O Chile realiza este domingo as suas eleições mais relevantes deste século, num contexto de crise social e política e de um processo constituinte considerado o culminar da transição iniciada em 1990, finda a ditadura militar de Pinochet.

Uma inflação galopante, um sistema de pensões descapitalizado e uma desigualdade acentuada pela pandemia de Covid-19 são os principais desafios colocados ao próximo Presidente do Chile, país há dois anos mergulhado na mais grave crise das últimas três décadas, que deixou de ser o “oásis” que era antes de outubro de 2019, altura em que se iniciaram os mais graves protestos populares desde a ditadura.

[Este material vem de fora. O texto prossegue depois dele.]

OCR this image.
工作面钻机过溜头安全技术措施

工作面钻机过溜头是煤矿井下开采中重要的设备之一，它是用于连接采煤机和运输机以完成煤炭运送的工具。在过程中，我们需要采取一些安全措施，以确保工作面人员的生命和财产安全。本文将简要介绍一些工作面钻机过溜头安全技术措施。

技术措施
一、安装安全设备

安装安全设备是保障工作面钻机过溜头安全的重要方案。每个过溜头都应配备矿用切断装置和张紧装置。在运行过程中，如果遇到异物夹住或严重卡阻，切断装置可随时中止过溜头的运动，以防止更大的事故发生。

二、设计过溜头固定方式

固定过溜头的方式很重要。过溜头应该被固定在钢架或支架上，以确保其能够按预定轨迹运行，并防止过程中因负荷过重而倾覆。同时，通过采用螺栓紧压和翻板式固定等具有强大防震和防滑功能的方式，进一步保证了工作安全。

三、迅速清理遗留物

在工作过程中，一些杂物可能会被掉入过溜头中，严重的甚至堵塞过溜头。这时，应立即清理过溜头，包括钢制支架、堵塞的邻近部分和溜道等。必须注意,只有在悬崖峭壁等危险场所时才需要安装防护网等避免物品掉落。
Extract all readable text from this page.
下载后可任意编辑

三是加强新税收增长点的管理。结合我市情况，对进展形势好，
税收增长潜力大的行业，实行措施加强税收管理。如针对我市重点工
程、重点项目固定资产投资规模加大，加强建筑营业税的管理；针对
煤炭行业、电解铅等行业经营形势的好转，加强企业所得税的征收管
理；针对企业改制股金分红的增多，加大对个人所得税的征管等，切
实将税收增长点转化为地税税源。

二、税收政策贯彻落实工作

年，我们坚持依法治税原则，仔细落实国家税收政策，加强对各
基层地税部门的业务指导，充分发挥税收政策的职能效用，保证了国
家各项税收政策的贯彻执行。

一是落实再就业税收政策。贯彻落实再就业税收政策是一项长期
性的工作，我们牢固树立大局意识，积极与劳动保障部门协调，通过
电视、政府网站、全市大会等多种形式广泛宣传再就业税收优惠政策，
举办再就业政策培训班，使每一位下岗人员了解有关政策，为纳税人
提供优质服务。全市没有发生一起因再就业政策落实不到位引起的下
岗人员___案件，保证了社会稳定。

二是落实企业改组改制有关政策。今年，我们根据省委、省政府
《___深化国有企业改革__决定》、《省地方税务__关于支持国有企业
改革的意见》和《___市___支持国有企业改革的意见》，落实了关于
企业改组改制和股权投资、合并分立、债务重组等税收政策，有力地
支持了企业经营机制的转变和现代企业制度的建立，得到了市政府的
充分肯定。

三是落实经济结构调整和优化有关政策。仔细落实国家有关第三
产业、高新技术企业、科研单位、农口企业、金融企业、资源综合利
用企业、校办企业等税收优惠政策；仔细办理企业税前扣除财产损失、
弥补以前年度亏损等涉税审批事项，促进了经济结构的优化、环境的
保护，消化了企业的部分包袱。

Os sete candidatos que competirão para suceder, no palácio presidencial de La Moneda, ao chefe de Estado cessante, Sebastián Piñera, representam um espectro político muito amplo: os direitistas do Chile Podemos Mais (Sebastián Sichel), anteriormente conhecido como Aliança pelo Chile; o centro, com o Novo Pacto Social (Yasna Provoste), nova designação da tradicional Concertação; a esquerda com a coligação eleitoral Apruebo Dignidad (Gabriel Boric), que inclui os partidos Frente Amplio e Chile Digno e uma série de organismos e movimentos da sociedade civil; o Partido Progressista (Marco Enríquez-Ominami), a extrema-direita com a coligação eleitoral Frente Social-Cristã, formada pelo Partido Republicano e o Partido Conservador Cristão (José Antonio Kast); a União Patriótica de extrema-esquerda (Eduardo Artés); e o independente Franco Parisi, que não está no país.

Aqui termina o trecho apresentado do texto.